Good. I look down at my watch now. Only been two hours since I arrived. Not too shabby. I overheard ANGRY KNITTER earlier tell KIND CROSSWORD LADY that she has been here since 12:30 (fifteen minutes before me) and that she has yet to be seen. So, I’m holding out hope that I’m right behind her.

‘Peter Clark’ is shouted through the speaker. The guy who presumably must be THE Peter Clark required, as he jumps at the name, is not on my list of past contestants so I am unable to cheer or commiserate at his possible injury reveal . Shame. The announcement of Monsieur Clark has greatly agitated and startled GREY HAIR. So much so that the hands have now emerged from the once crossed arms. Drat! Both hands are intact. So long, cool saw story. I rethink my strategy, review my evidence and resubmit my guess as a foot vs. wood injury. I’m going to go out there and say… left – no right foot. The right foot gets hit by a wooden plank that is being drilled and a section of wood falls off the table, bouncing off his foot and landing with a thud on the garage floor.

‘Patricia Jones’ rings out from the nurse halfway through the double doors leading to the hospital beds. UPDATE ALERT. Patricia Jones is ANGRY KNITTER! I may be next. WHOOP! Regarding angry knitter’s injury, there’s nothing too obvious so I’m going to guess GOPI. That is, general older person issues. I dare not ask.

‘Gordon Smith’. Ooo, we are speeding up at the minute. I’m not next. Anyway, this Mr. Gordon Smith turns out to be GREY-HAIRED MAN. And guess what! He limps! GREY HAIR is limp-hopping to the double doors while the nurse is awkwardly standing, holding a door open and trying to pretend that she is not in any way waiting for him. She’s doing that gaze around the room. The nod and smile at fellow nurses that you sort of know but not really. Anyway, regardless of the reasons, he limps! I’m taking that as a win. Thank you very much.

The clock says 1:45 pm. I drop my gaze to my beaten-up book on the chair next to me. Sixth times the charm. Now, what page was I on? I never use a bookmark. Not sure why. I think I always start a book thinking; I’ll have this read in no time. Who needs little bookmarks. Yeah, never happens that way. We are in month two of this one.

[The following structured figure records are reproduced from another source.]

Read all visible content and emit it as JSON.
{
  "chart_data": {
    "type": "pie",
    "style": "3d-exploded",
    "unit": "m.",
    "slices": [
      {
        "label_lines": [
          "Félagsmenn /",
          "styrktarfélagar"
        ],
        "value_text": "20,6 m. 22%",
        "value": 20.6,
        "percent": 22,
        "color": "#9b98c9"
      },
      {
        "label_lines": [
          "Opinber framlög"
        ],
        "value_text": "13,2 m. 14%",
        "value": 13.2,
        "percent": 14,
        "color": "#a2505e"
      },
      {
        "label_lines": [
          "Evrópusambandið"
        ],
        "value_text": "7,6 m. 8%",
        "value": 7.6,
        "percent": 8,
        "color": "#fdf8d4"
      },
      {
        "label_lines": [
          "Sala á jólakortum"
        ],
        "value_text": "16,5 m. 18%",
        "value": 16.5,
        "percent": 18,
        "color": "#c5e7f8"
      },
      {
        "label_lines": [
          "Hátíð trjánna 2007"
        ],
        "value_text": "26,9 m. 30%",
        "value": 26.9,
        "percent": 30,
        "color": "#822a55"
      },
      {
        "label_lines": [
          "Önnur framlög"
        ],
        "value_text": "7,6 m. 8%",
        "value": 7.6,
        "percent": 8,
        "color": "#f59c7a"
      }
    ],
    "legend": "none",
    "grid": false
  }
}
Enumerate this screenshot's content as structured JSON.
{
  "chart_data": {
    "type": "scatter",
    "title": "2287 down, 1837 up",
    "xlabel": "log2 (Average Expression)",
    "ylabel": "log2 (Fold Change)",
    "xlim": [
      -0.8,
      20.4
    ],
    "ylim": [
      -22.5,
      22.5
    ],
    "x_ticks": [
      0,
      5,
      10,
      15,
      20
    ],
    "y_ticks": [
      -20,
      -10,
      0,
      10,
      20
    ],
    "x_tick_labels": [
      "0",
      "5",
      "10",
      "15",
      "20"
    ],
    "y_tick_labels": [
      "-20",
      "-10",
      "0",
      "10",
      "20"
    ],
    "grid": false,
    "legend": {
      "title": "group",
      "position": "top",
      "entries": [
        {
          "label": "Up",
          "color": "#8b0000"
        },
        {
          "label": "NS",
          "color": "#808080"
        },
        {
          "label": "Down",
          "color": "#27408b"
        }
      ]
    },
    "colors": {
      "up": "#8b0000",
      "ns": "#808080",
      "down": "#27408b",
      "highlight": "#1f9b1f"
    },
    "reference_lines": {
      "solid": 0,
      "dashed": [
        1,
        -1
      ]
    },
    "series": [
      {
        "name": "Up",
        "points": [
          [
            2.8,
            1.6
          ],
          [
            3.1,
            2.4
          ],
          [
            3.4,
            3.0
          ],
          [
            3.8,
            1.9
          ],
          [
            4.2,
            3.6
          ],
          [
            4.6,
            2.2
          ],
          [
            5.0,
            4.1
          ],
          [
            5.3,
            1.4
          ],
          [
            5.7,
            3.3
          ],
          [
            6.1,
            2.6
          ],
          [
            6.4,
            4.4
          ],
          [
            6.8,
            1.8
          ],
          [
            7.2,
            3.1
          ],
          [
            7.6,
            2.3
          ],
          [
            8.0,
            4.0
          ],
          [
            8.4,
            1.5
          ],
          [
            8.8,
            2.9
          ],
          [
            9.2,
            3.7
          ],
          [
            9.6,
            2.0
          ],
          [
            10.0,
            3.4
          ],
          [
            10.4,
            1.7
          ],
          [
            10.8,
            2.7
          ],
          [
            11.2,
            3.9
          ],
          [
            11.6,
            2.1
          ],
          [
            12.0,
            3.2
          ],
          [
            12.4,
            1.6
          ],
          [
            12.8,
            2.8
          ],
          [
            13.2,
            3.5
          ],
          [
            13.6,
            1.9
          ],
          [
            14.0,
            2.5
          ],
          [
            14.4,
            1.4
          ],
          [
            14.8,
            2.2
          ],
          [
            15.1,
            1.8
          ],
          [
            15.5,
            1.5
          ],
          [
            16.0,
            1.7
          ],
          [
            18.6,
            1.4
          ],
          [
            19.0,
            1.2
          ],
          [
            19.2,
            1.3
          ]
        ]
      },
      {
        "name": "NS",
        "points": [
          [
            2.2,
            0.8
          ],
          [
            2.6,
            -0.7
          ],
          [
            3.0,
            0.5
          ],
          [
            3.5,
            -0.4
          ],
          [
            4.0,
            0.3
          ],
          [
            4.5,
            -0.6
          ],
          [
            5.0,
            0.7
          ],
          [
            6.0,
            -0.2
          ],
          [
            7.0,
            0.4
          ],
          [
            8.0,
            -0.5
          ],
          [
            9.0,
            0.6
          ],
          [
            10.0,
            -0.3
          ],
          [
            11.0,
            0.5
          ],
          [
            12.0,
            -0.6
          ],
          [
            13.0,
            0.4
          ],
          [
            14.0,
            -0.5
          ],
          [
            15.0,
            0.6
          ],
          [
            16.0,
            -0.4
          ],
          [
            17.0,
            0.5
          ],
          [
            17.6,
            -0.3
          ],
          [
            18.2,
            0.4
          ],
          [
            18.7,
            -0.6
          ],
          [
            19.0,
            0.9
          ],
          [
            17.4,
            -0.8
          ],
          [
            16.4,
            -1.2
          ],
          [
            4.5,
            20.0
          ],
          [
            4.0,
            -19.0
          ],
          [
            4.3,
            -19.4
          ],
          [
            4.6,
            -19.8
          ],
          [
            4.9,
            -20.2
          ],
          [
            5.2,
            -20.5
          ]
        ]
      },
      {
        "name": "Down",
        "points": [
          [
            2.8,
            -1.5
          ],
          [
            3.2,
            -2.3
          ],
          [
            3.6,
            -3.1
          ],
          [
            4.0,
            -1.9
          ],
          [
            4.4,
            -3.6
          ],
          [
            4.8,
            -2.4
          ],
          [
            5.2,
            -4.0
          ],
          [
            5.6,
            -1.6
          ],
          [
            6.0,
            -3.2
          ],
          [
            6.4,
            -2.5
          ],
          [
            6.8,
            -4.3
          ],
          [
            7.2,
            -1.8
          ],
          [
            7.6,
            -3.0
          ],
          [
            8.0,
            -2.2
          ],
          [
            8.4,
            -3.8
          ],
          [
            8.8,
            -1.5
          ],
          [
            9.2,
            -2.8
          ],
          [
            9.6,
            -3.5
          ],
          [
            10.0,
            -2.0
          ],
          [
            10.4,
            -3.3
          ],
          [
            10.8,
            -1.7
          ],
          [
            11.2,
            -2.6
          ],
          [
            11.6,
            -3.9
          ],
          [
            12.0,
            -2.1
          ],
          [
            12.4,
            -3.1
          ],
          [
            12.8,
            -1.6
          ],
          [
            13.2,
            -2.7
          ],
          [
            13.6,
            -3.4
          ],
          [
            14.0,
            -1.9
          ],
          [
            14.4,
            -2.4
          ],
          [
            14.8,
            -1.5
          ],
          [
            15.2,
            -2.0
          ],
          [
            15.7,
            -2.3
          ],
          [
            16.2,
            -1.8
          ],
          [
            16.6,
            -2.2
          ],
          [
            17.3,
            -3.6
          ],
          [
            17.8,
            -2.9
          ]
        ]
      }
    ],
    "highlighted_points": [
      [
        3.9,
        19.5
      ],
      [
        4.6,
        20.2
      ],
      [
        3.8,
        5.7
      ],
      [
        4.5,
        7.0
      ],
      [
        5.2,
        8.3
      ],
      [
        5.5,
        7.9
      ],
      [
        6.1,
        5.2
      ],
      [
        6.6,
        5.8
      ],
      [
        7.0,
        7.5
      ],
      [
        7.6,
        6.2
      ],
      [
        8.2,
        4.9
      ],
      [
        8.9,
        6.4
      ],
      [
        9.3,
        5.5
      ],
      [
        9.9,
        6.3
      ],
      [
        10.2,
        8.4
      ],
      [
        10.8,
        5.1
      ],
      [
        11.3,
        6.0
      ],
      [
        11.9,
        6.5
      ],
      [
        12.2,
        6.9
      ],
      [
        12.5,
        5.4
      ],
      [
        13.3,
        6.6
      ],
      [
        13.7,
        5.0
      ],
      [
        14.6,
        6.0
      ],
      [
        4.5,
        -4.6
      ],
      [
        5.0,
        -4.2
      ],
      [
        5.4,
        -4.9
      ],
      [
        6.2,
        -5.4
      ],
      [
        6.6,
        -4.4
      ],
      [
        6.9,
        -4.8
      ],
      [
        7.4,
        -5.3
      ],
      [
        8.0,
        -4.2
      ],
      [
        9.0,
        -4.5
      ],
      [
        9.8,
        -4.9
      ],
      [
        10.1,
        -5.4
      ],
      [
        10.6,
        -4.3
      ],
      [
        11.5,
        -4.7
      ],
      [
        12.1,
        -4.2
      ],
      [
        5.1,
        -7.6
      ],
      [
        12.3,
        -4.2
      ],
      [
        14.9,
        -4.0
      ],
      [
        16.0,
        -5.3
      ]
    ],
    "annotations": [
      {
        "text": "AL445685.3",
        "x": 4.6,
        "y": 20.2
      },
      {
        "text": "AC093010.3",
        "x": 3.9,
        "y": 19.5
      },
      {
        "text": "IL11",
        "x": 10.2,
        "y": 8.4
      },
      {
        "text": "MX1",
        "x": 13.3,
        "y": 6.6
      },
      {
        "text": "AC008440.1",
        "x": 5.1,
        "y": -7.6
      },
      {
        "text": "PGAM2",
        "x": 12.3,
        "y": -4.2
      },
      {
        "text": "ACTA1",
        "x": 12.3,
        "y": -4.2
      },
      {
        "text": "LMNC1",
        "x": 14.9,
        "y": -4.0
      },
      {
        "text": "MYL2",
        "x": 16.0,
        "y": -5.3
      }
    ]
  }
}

“Jeanette Robinson!” Me! So long, suckers of the waiting room! I jolt up from my slumped reading position and gather my coat and bag. As I’m doing this, I notice, out of the corner of my eye, a fellow waiting roomer eyeing me. Not with just any eye. With the elevator eye. I clock him, curl my hair behind my left, beaten up ear, which up until this point had been clothed in hair and invisible and proudly ask, ‘Did you guess right?’